In a school, a teacher is assigned to distribute Cadbury chocolates to students for Independence Day. The teacher has a box full of Cadbury chocolates with different widths and heights. He can only distribute the largest square shape Cadbury piece. So if he has a Cadbury of length 10 and width 5, then he needs to break the Cadbury in 5×5 square and distribute to the first student and then the remaining 5×5 square to the next student in the queue.

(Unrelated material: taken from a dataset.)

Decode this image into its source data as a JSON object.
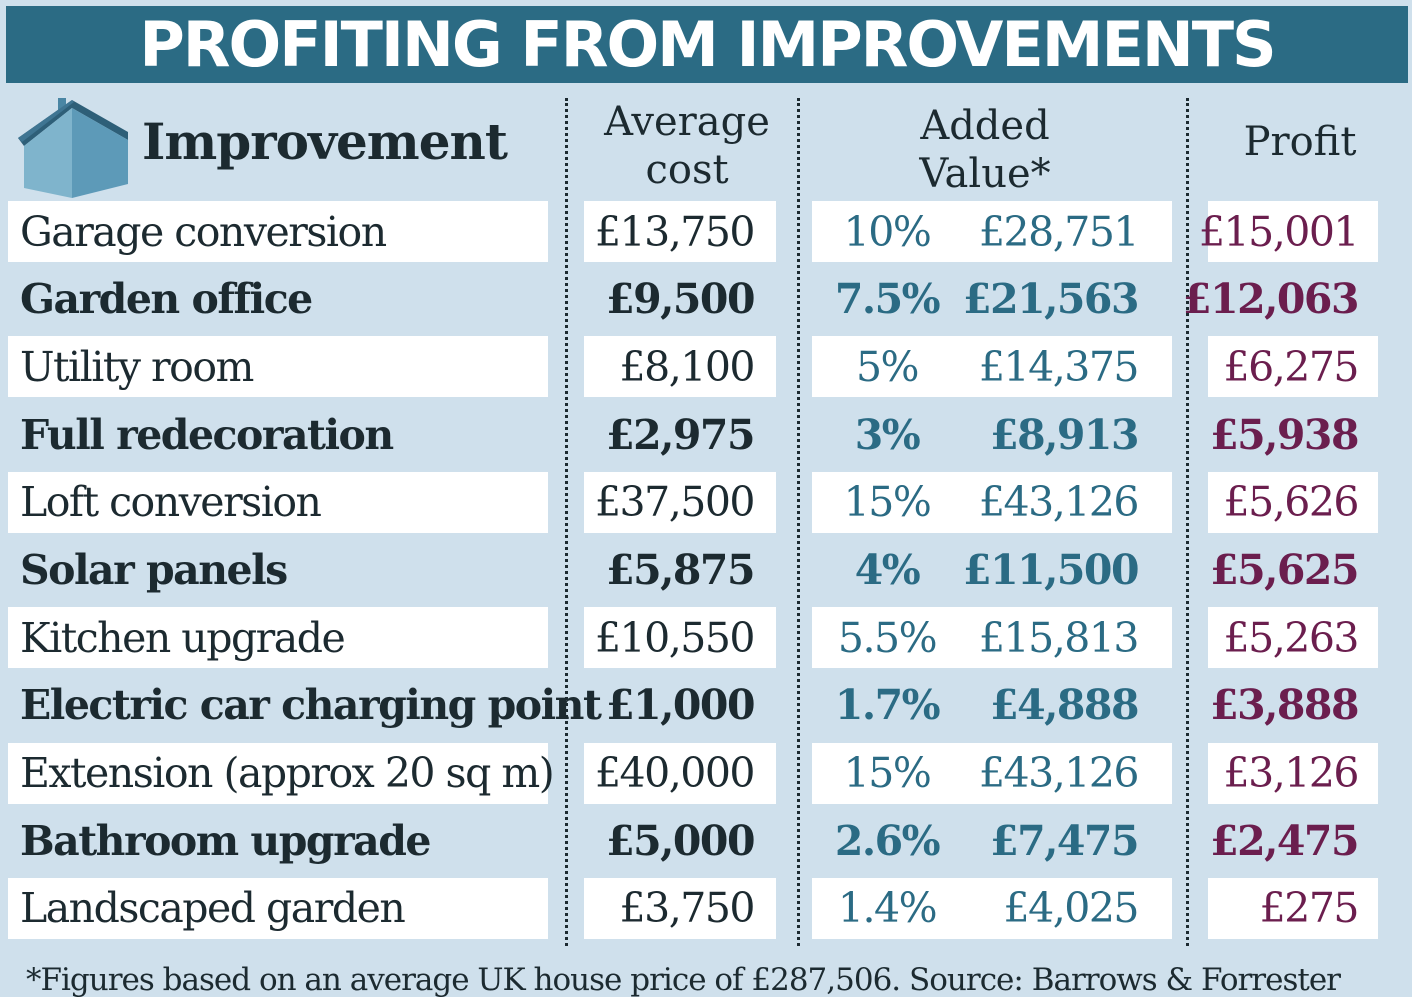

The program must accept four integers P, Q, R and S representing the minimum length, maximum length, minimum width and maximum width of Cadbury in the box as the input. The program must print the total number of students who will get the Cadbury as the output.

Constraints

  • 1 ≤ P < Q ≤ 1500
  • 1 ≤ R < S ≤ 1500
  • All inputs are positive integers
  • The chocolate dimensions will always be valid (length ≥ width for square distribution)
  • Output will fit within standard integer ranges

Examples

Example 1
Input
5 6 3 4
Output
14
Explanation

There are four possible sizes of Cadbury: 5×3, 5×4, 6×3, and 6×4. - 5×3: 4 students (3×3, 2×2, 1×1, 1×1) - 5×4: 5 students (4×4, 1×1, 1×1, 1×1, 1×1) - 6×3: 2 students (3×3, 3×3) - 6×4: 3 students (4×4, 2×2, 2×2) Total: 4 + 5 + 2 + 3 = 14 students

Example 2
Input
1 3 10 12
Output
67
Explanation

All combinations from 1×10 to 3×12 are considered: - 1×10, 1×11, 1×12: 10, 11, 12 students respectively - 2×10, 2×11, 2×12: 5, 22, 6 students respectively - 3×10, 3×11, 3×12: 10, 33, 12 students respectively Total: 10+11+12+5+22+6+10+33+12 = 67 students

Solution

#include <stdio.h>
#include <stdlib.h>

// Function to calculate GCD using Euclidean algorithm
int gcd(int a, int b) {
    while (b != 0) {
        int temp = b;
        b = a % b;
        a = temp;
    }
    return a;
}

// Function to calculate number of students for given dimensions
int students_for_chocolate(int length, int width) {
    int g = gcd(length, width);
    return (length * width) / g;
}

int main() {
    int P, Q, R, S;
    scanf("%d %d %d %d", &P, &Q, &R, &S);
    
    int total_students = 0;
    
    // Iterate through all possible chocolate dimensions
    for (int length = P; length <= Q; length++) {
        for (int width = R; width <= S; width++) {
            total_students += students_for_chocolate(length, width);
        }
    }
    
    printf("%d\n", total_students);
    return 0;
}
Time:O((Q-P+1) × (S-R+1) × log(min(Q,S))) - The nested loops iterate through all possible dimensions, and each GCD calculation takes O(log(min(Q,S))) time.
Space:O(1) - Only uses a constant amount of extra space regardless of input size.
Approach:

The C solution implements the GCD-based approach:

  1. gcd(): Implements Euclidean algorithm to find Greatest Common Divisor
  2. students_for_chocolate(): Calculates number of students for given dimensions using formula (length*width)/gcd(length,width)
  3. main(): Reads input, iterates through all dimensions, accumulates total students, and prints result

The algorithm efficiently calculates the result without simulating the actual cutting process.